Литмир - Электронная Библиотека
A
A

Долгое, тягостное мгновение. Наконец вой оборвался, земля вздрогнула и тяжелые взрывы с треском разрывали пространство. Один за другим они загрохотали в стороне, меня только толкнула горячая, упругая волна.

Эти первые бомбы обрушились на завод, довольно далеко от меня, и я, стыдясь поспешности, с которой упал на асфальт, торопливо вскочил и оглянулся, не видел ли кто моего страха. Я еще не знал, что этого страха можно было не стыдиться, бомбежки на войне боялись все, а момент, когда бомба, казалось, падает прямо на тебя, был действительно самым страшным. Все это я скоро узнал, а сейчас, оглянувшись, увидел, что по асфальту на меня мчалась повозка с хлебной кибиткой. Ее хозяин, стоя на передке и силясь остановить ошалевшее животное, рванул удила, лошадь, тараща глаза, шарахнулась в сторону и налетела на стоявший сбоку дороги телеграфный столб.
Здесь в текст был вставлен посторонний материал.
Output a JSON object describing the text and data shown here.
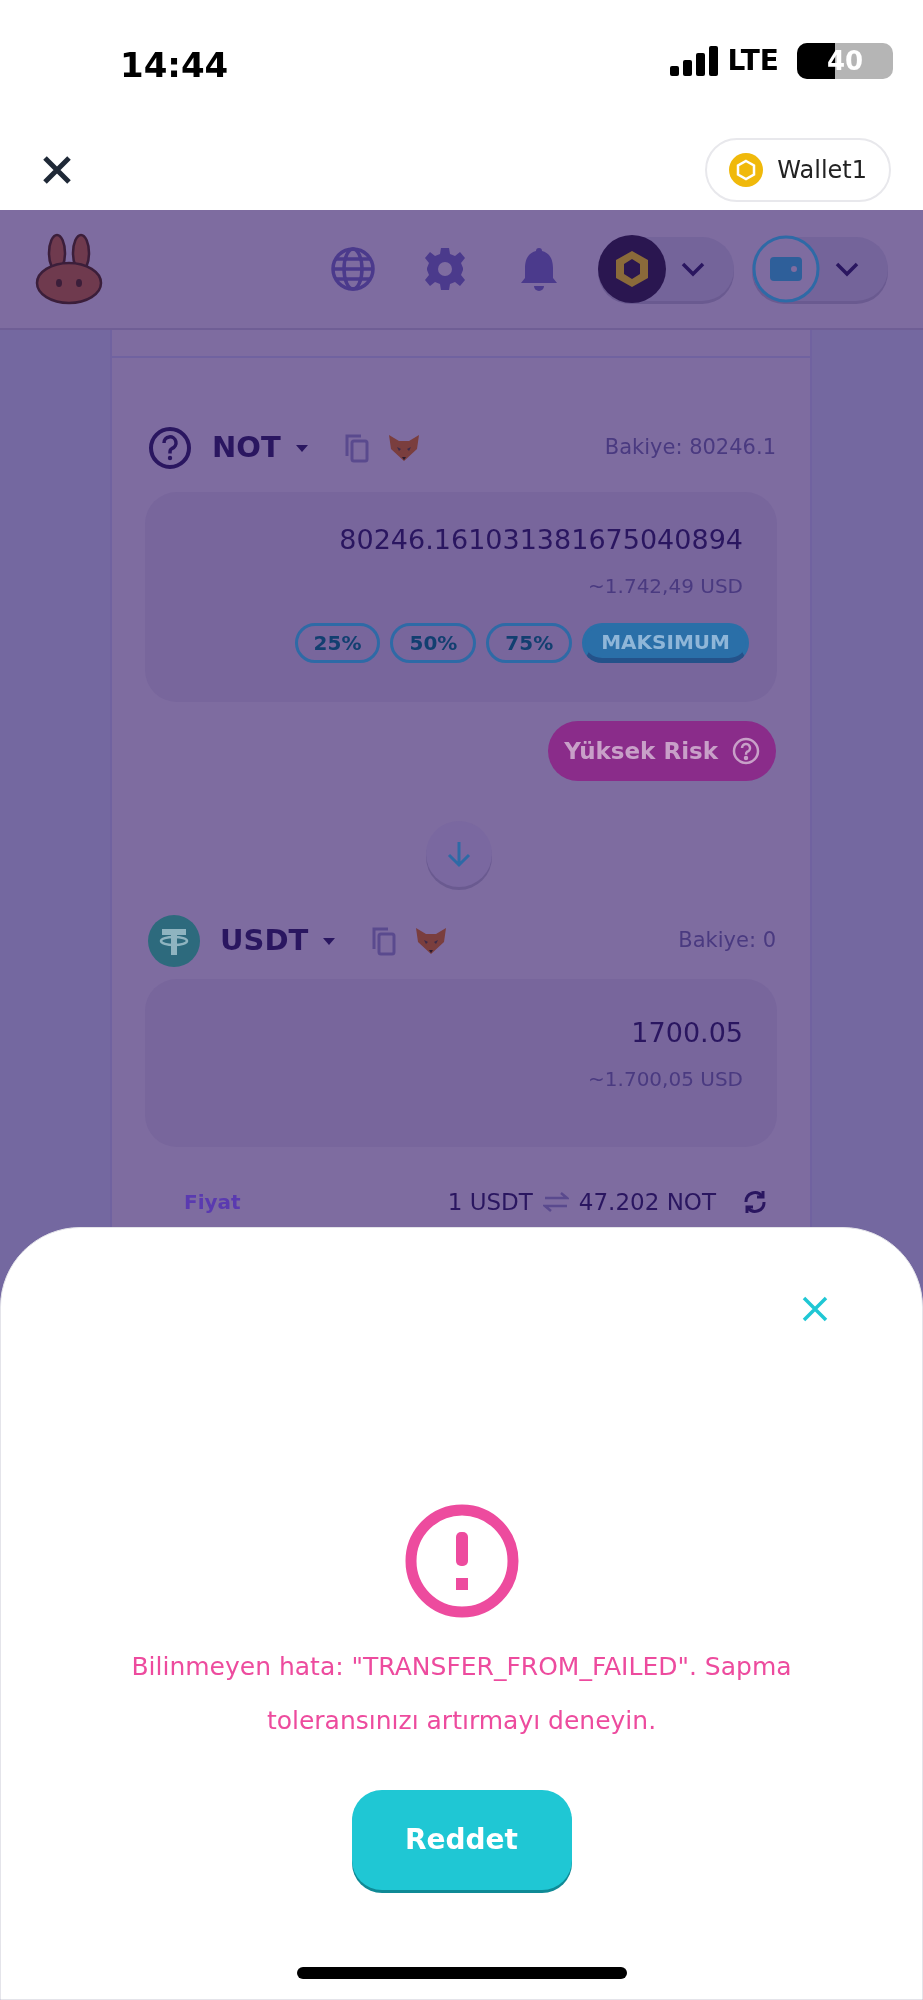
{
  "status_bar": {
    "time": "14:44",
    "network": "LTE",
    "battery": "40"
  },
  "browser_bar": {
    "wallet": "Wallet1"
  },
  "header": {
    "chain_dropdown": {
      "expanded": false
    },
    "wallet_dropdown": {
      "expanded": false
    }
  },
  "swap": {
    "from": {
      "token": "NOT",
      "balance": "Bakiye: 80246.1",
      "amount": "80246.161031381675040894",
      "usd": "~1.742,49 USD",
      "percent_buttons": [
        {
          "label": "25%",
          "selected": false
        },
        {
          "label": "50%",
          "selected": false
        },
        {
          "label": "75%",
          "selected": false
        },
        {
          "label": "MAKSIMUM",
          "selected": true
        }
      ],
      "risk_badge": "Yüksek Risk"
    },
    "to": {
      "token": "USDT",
      "balance": "Bakiye: 0",
      "amount": "1700.05",
      "usd": "~1.700,05 USD"
    },
    "price": {
      "label": "Fiyat",
      "value": "1 USDT",
      "rate": "47.202 NOT"
    }
  },
  "error_modal": {
    "message": "Bilinmeyen hata: \"TRANSFER_FROM_FAILED\". Sapma toleransınızı artırmayı deneyin.",
    "button": "Reddet"
  }
}
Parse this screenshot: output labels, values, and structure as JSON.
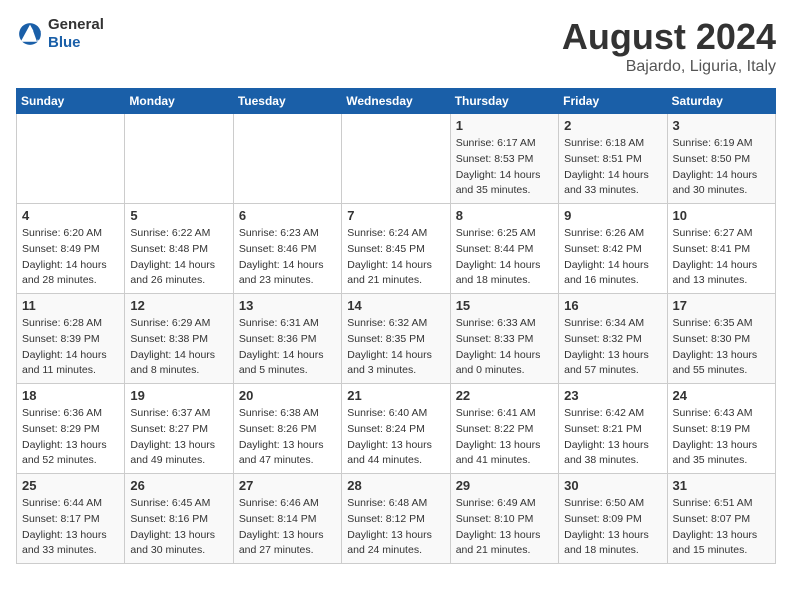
{
  "header": {
    "logo_general": "General",
    "logo_blue": "Blue",
    "title": "August 2024",
    "subtitle": "Bajardo, Liguria, Italy"
  },
  "weekdays": [
    "Sunday",
    "Monday",
    "Tuesday",
    "Wednesday",
    "Thursday",
    "Friday",
    "Saturday"
  ],
  "weeks": [
    [
      {
        "day": "",
        "info": ""
      },
      {
        "day": "",
        "info": ""
      },
      {
        "day": "",
        "info": ""
      },
      {
        "day": "",
        "info": ""
      },
      {
        "day": "1",
        "info": "Sunrise: 6:17 AM\nSunset: 8:53 PM\nDaylight: 14 hours\nand 35 minutes."
      },
      {
        "day": "2",
        "info": "Sunrise: 6:18 AM\nSunset: 8:51 PM\nDaylight: 14 hours\nand 33 minutes."
      },
      {
        "day": "3",
        "info": "Sunrise: 6:19 AM\nSunset: 8:50 PM\nDaylight: 14 hours\nand 30 minutes."
      }
    ],
    [
      {
        "day": "4",
        "info": "Sunrise: 6:20 AM\nSunset: 8:49 PM\nDaylight: 14 hours\nand 28 minutes."
      },
      {
        "day": "5",
        "info": "Sunrise: 6:22 AM\nSunset: 8:48 PM\nDaylight: 14 hours\nand 26 minutes."
      },
      {
        "day": "6",
        "info": "Sunrise: 6:23 AM\nSunset: 8:46 PM\nDaylight: 14 hours\nand 23 minutes."
      },
      {
        "day": "7",
        "info": "Sunrise: 6:24 AM\nSunset: 8:45 PM\nDaylight: 14 hours\nand 21 minutes."
      },
      {
        "day": "8",
        "info": "Sunrise: 6:25 AM\nSunset: 8:44 PM\nDaylight: 14 hours\nand 18 minutes."
      },
      {
        "day": "9",
        "info": "Sunrise: 6:26 AM\nSunset: 8:42 PM\nDaylight: 14 hours\nand 16 minutes."
      },
      {
        "day": "10",
        "info": "Sunrise: 6:27 AM\nSunset: 8:41 PM\nDaylight: 14 hours\nand 13 minutes."
      }
    ],
    [
      {
        "day": "11",
        "info": "Sunrise: 6:28 AM\nSunset: 8:39 PM\nDaylight: 14 hours\nand 11 minutes."
      },
      {
        "day": "12",
        "info": "Sunrise: 6:29 AM\nSunset: 8:38 PM\nDaylight: 14 hours\nand 8 minutes."
      },
      {
        "day": "13",
        "info": "Sunrise: 6:31 AM\nSunset: 8:36 PM\nDaylight: 14 hours\nand 5 minutes."
      },
      {
        "day": "14",
        "info": "Sunrise: 6:32 AM\nSunset: 8:35 PM\nDaylight: 14 hours\nand 3 minutes."
      },
      {
        "day": "15",
        "info": "Sunrise: 6:33 AM\nSunset: 8:33 PM\nDaylight: 14 hours\nand 0 minutes."
      },
      {
        "day": "16",
        "info": "Sunrise: 6:34 AM\nSunset: 8:32 PM\nDaylight: 13 hours\nand 57 minutes."
      },
      {
        "day": "17",
        "info": "Sunrise: 6:35 AM\nSunset: 8:30 PM\nDaylight: 13 hours\nand 55 minutes."
      }
    ],
    [
      {
        "day": "18",
        "info": "Sunrise: 6:36 AM\nSunset: 8:29 PM\nDaylight: 13 hours\nand 52 minutes."
      },
      {
        "day": "19",
        "info": "Sunrise: 6:37 AM\nSunset: 8:27 PM\nDaylight: 13 hours\nand 49 minutes."
      },
      {
        "day": "20",
        "info": "Sunrise: 6:38 AM\nSunset: 8:26 PM\nDaylight: 13 hours\nand 47 minutes."
      },
      {
        "day": "21",
        "info": "Sunrise: 6:40 AM\nSunset: 8:24 PM\nDaylight: 13 hours\nand 44 minutes."
      },
      {
        "day": "22",
        "info": "Sunrise: 6:41 AM\nSunset: 8:22 PM\nDaylight: 13 hours\nand 41 minutes."
      },
      {
        "day": "23",
        "info": "Sunrise: 6:42 AM\nSunset: 8:21 PM\nDaylight: 13 hours\nand 38 minutes."
      },
      {
        "day": "24",
        "info": "Sunrise: 6:43 AM\nSunset: 8:19 PM\nDaylight: 13 hours\nand 35 minutes."
      }
    ],
    [
      {
        "day": "25",
        "info": "Sunrise: 6:44 AM\nSunset: 8:17 PM\nDaylight: 13 hours\nand 33 minutes."
      },
      {
        "day": "26",
        "info": "Sunrise: 6:45 AM\nSunset: 8:16 PM\nDaylight: 13 hours\nand 30 minutes."
      },
      {
        "day": "27",
        "info": "Sunrise: 6:46 AM\nSunset: 8:14 PM\nDaylight: 13 hours\nand 27 minutes."
      },
      {
        "day": "28",
        "info": "Sunrise: 6:48 AM\nSunset: 8:12 PM\nDaylight: 13 hours\nand 24 minutes."
      },
      {
        "day": "29",
        "info": "Sunrise: 6:49 AM\nSunset: 8:10 PM\nDaylight: 13 hours\nand 21 minutes."
      },
      {
        "day": "30",
        "info": "Sunrise: 6:50 AM\nSunset: 8:09 PM\nDaylight: 13 hours\nand 18 minutes."
      },
      {
        "day": "31",
        "info": "Sunrise: 6:51 AM\nSunset: 8:07 PM\nDaylight: 13 hours\nand 15 minutes."
      }
    ]
  ]
}
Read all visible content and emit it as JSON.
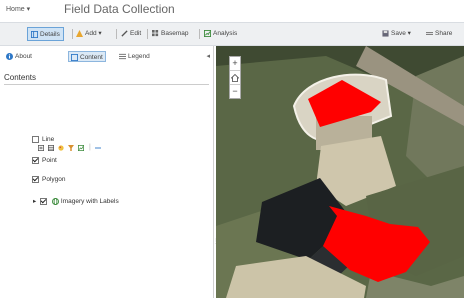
{
  "header": {
    "home_label": "Home ▾",
    "title": "Field Data Collection"
  },
  "toolbar": {
    "details": "Details",
    "add": "Add ▾",
    "edit": "Edit",
    "basemap": "Basemap",
    "analysis": "Analysis",
    "save": "Save ▾",
    "share": "Share"
  },
  "panel": {
    "tabs": {
      "about": "About",
      "content": "Content",
      "legend": "Legend"
    },
    "contents_heading": "Contents",
    "layers": [
      {
        "name": "Line",
        "checked": false
      },
      {
        "name": "Point",
        "checked": true
      },
      {
        "name": "Polygon",
        "checked": true
      },
      {
        "name": "Imagery with Labels",
        "checked": true
      }
    ]
  },
  "map": {
    "zoom_in": "+",
    "home": "⌂",
    "zoom_out": "−",
    "polygon_color": "#ff0000"
  },
  "colors": {
    "accent": "#2e78c7",
    "toolbar_bg": "#eef0f2",
    "active_tab": "#cfe3f5"
  }
}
-Ложись! - крикнул мне возчик и сам бросился на землю. Впереди на трамвайной линии взметнулись фонтаны земли и обломки шпал. Я снова припал к асфальту.

Переждав минуту, мужик вскочил, пересек шоссе и нырнул в водопроводный колодец у дороги, который он, по-видимому, заметил еще раньше. В последний момент, обернувшись, он повелительно махнул мне рукой:

- Давай сюда!

Я перебежал к нему и тоже нырнул в черный проем. В гудящем небе опять свистят бомбы. Не попав ногой на скобу в стене, я сорвался и, обдираясь о железные края колодца, падаю на плечи возчика. Над головой, покрывая рев моторов и отчаянную пальбу зениток, раздается оглушительный треск. Колодец сотрясается и дрожит. Я сваливаюсь с плеч мужика на проложенные на дне трубы. Сверху сыплется земля, дыхание перехватывает острый запах серы.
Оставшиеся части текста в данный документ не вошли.